Les accusations contre Johnson découlent d'un modèle de comportement bien documenté en faveur du fascisme des deux côtés de l'Atlantique. Selon le Dossier du FBI sur Johnson, il «a beaucoup voyagé en Allemagne pendant les années 1930 et a été bien accueilli par les fonctionnaires nazis», faisant des voyages qui comprenaient le Congrès du parti nazi de 1938. Il a forgé une relation avec le Rév. Charles E. Coughlin, un prêtre catholique romain dont les émissions de radio ont atteint des millions d'Américains. Alors que les sermons politiques du père Coughlin viraient progressivement vers le fascisme ouvert et l'antisémitisme, Johnson était à ses côtés, concevoir une plate-forme pour le rallye de Chicago de 1936 à Coughlin, expressément calquée sur celle dont Hitler parlait chaque année à Nuremberg.

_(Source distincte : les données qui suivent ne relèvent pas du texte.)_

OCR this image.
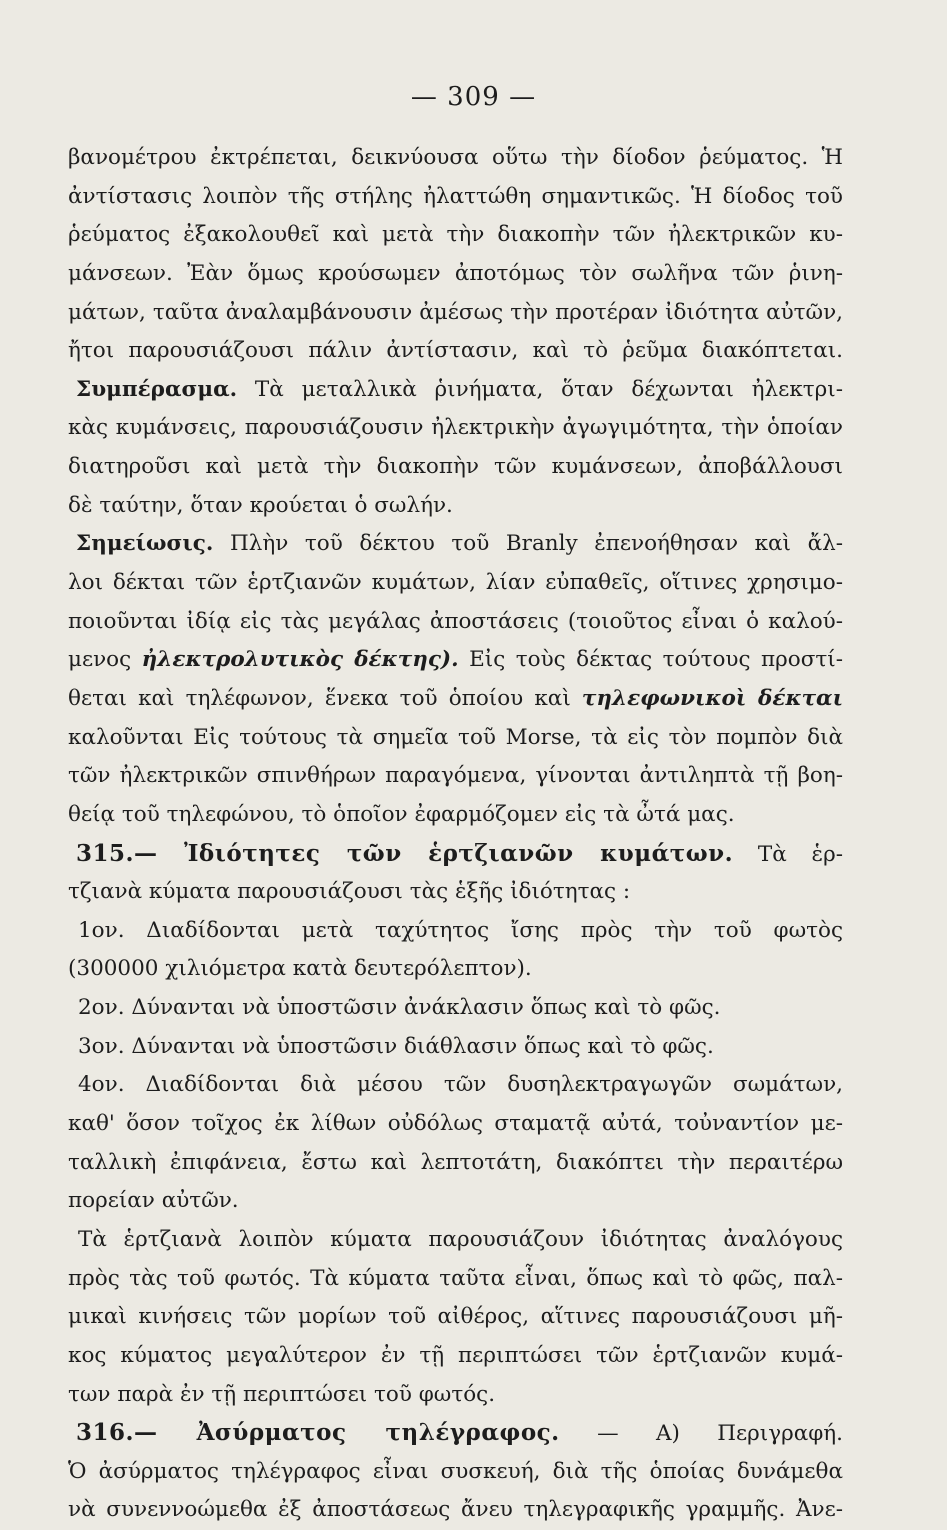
— 309 —
βανομέτρου ἐκτρέπεται, δεικνύουσα οὕτω τὴν δίοδον ῥεύματος. Ἡ
ἀντίστασις λοιπὸν τῆς στήλης ἠλαττώθη σημαντικῶς. Ἡ δίοδος τοῦ
ῥεύματος ἐξακολουθεῖ καὶ μετὰ τὴν διακοπὴν τῶν ἠλεκτρικῶν κυ-
μάνσεων. Ἐὰν ὅμως κρούσωμεν ἀποτόμως τὸν σωλῆνα τῶν ῥινη-
μάτων, ταῦτα ἀναλαμβάνουσιν ἀμέσως τὴν προτέραν ἰδιότητα αὐτῶν,
ἤτοι παρουσιάζουσι πάλιν ἀντίστασιν, καὶ τὸ ῥεῦμα διακόπτεται.
Συμπέρασμα. Τὰ μεταλλικὰ ῥινήματα, ὅταν δέχωνται ἠλεκτρι-
κὰς κυμάνσεις, παρουσιάζουσιν ἠλεκτρικὴν ἀγωγιμότητα, τὴν ὁποίαν
διατηροῦσι καὶ μετὰ τὴν διακοπὴν τῶν κυμάνσεων, ἀποβάλλουσι
δὲ ταύτην, ὅταν κρούεται ὁ σωλήν.
Σημείωσις. Πλὴν τοῦ δέκτου τοῦ Branly ἐπενοήθησαν καὶ ἄλ-
λοι δέκται τῶν ἑρτζιανῶν κυμάτων, λίαν εὐπαθεῖς, οἵτινες χρησιμο-
ποιοῦνται ἰδίᾳ εἰς τὰς μεγάλας ἀποστάσεις (τοιοῦτος εἶναι ὁ καλού-
μενος ἠλεκτρολυτικὸς δέκτης). Εἰς τοὺς δέκτας τούτους προστί-
θεται καὶ τηλέφωνον, ἕνεκα τοῦ ὁποίου καὶ τηλεφωνικοὶ δέκται
καλοῦνται Εἰς τούτους τὰ σημεῖα τοῦ Morse, τὰ εἰς τὸν πομπὸν διὰ
τῶν ἠλεκτρικῶν σπινθήρων παραγόμενα, γίνονται ἀντιληπτὰ τῇ βοη-
θείᾳ τοῦ τηλεφώνου, τὸ ὁποῖον ἐφαρμόζομεν εἰς τὰ ὦτά μας.
315.— Ἰδιότητες τῶν ἑρτζιανῶν κυμάτων. Τὰ ἑρ-
τζιανὰ κύματα παρουσιάζουσι τὰς ἑξῆς ἰδιότητας :
1ον. Διαδίδονται μετὰ ταχύτητος ἴσης πρὸς τὴν τοῦ φωτὸς
(300000 χιλιόμετρα κατὰ δευτερόλεπτον).
2ον. Δύνανται νὰ ὑποστῶσιν ἀνάκλασιν ὅπως καὶ τὸ φῶς.
3ον. Δύνανται νὰ ὑποστῶσιν διάθλασιν ὅπως καὶ τὸ φῶς.
4ον. Διαδίδονται διὰ μέσου τῶν δυσηλεκτραγωγῶν σωμάτων,
καθ' ὅσον τοῖχος ἐκ λίθων οὐδόλως σταματᾷ αὐτά, τοὐναντίον με-
ταλλικὴ ἐπιφάνεια, ἔστω καὶ λεπτοτάτη, διακόπτει τὴν περαιτέρω
πορείαν αὐτῶν.
Τὰ ἑρτζιανὰ λοιπὸν κύματα παρουσιάζουν ἰδιότητας ἀναλόγους
πρὸς τὰς τοῦ φωτός. Τὰ κύματα ταῦτα εἶναι, ὅπως καὶ τὸ φῶς, παλ-
μικαὶ κινήσεις τῶν μορίων τοῦ αἰθέρος, αἵτινες παρουσιάζουσι μῆ-
κος κύματος μεγαλύτερον ἐν τῇ περιπτώσει τῶν ἑρτζιανῶν κυμά-
των παρὰ ἐν τῇ περιπτώσει τοῦ φωτός.
316.— Ἀσύρματος τηλέγραφος. — Α) Περιγραφή.
Ὁ ἀσύρματος τηλέγραφος εἶναι συσκευή, διὰ τῆς ὁποίας δυνάμεθα
νὰ συνεννοώμεθα ἐξ ἀποστάσεως ἄνευ τηλεγραφικῆς γραμμῆς. Ἀνε-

Plus tard, Johnson se rendra en Pologne au moment de l’invasion allemande en tant que correspondant de Coughlin. Justice sociale journal, où d'autres journalistes américains tels que William L. Shirer a trouvé la proximité de l'architecte avec des membres du ministère allemand de la Propagande déconcertante. L'écriture de Johnson qualifie le bombardement nazi de Modlin de «spectacle émouvant», tandis qu'au moins un autre essai de Johnson de la décennie Amérique définie en tant que nation de chrétiens blancs commettant un «suicide racial» en raison de la baisse des taux de natalité.

Au moment où les États-Unis sont entrés dans la Seconde Guerre mondiale, Johnson a manifestement réalisé l'erreur de ses manières. En tant que biographe Mark Lamster Remarques, Johnson «a exprimé de profonds remords pour son comportement mais n'a jamais reconnu sa complicité avec l'État nazi.» Pourtant, le fait que Johnson est resté un stimulant si fervent et sans doute un facilitateur actif du fascisme dans la trentaine peut difficilement être considéré comme un jeune indiscrétion.

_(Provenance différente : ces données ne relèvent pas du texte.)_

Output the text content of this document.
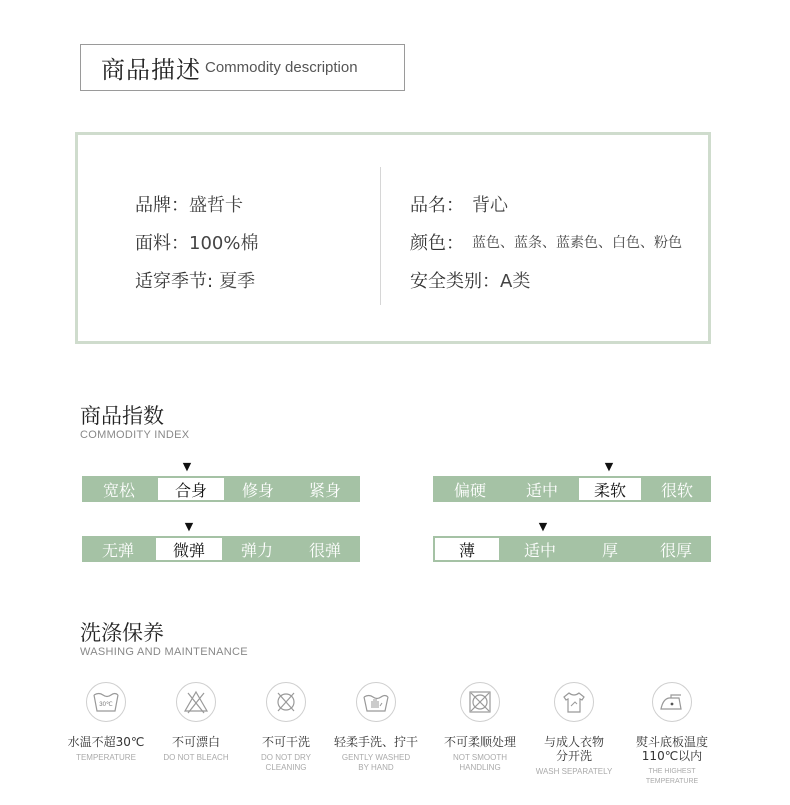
商品描述 Commodity description
品牌： 盛哲卡
面料： 100%棉
适穿季节: 夏季
品名： 背心
颜色： 蓝色、蓝条、蓝素色、白色、粉色
安全类别： A类
商品指数
COMMODITY INDEX
▼
宽松	合身	修身	紧身
▼
偏硬	适中	柔软	很软
▼
无弹	微弹	弹力	很弹
▼
薄	适中	厚	很厚
洗涤保养
WASHING AND MAINTENANCE
30℃
水温不超30℃
TEMPERATURE
不可漂白
DO NOT BLEACH
不可干洗
DO NOT DRY
CLEANING
轻柔手洗、拧干
GENTLY WASHED
BY HAND
不可柔顺处理
NOT SMOOTH
HANDLING
与成人衣物
分开洗
WASH SEPARATELY
熨斗底板温度
110℃以内
THE HIGHEST TEMPERATURE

Malgré toute contrition, le Johnson Study Group allègue que l’impact néfaste de Johnson s’est prolongé plus de 40 ans après la reddition de l’Allemagne. «Il a effectivement séparé la collection architecturale du MoMA, où sous sa direction (1933-1988) aucune œuvre d'un architecte ou designer noir n'a été incluse dans la collection.

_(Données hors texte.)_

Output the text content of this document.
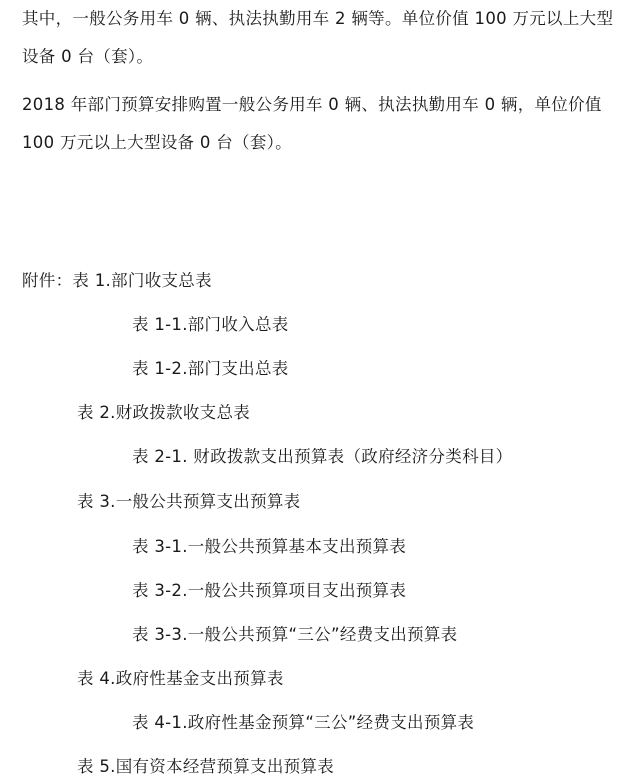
其中，一般公务用车 0 辆、执法执勤用车 2 辆等。单位价值 100 万元以上大型设备 0 台（套）。

2018 年部门预算安排购置一般公务用车 0 辆、执法执勤用车 0 辆，单位价值 100 万元以上大型设备 0 台（套）。

附件：表 1.部门收支总表
表 1-1.部门收入总表
表 1-2.部门支出总表
表 2.财政拨款收支总表
表 2-1. 财政拨款支出预算表（政府经济分类科目）
表 3.一般公共预算支出预算表
表 3-1.一般公共预算基本支出预算表
表 3-2.一般公共预算项目支出预算表
表 3-3.一般公共预算“三公”经费支出预算表
表 4.政府性基金支出预算表
表 4-1.政府性基金预算“三公”经费支出预算表
表 5.国有资本经营预算支出预算表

Bien que les critiques des efforts visant à tenir les gouvernements, les universités et les institutions culturelles responsables de leurs liens avec le racisme accusent souvent ceux qui poussent au changement voulant effacer l’histoire, la lettre ouverte du Johnson Study Group fait un effort notable pour séparer les contributions de Johnson à l’architecture américaine de ses politique. «Le travail architectural de Johnson a un rôle à jouer dans les archives et la préservation historique», lit-on dans la lettre ouverte. «Cependant, nommer les titres et les espaces suggère inévitablement que le lauréat est un modèle pour les conservateurs, les administrateurs, les étudiants et les autres personnes qui participent à ces institutions.

Pour l'instant, le MoMA n'a pas répondu à la lettre ouverte. Mais avec 31 artistes, architectes et designers éminents - dont au moins sept seront présentés dans le prochain ouvrage du musée intitulé «Reconstructions: Architecture and «Blackness in America» - en signant sur la lettre, les appels à éloigner l'institution de son premier président du département d'architecture pourraient s'avérer trop forts pour ignorer.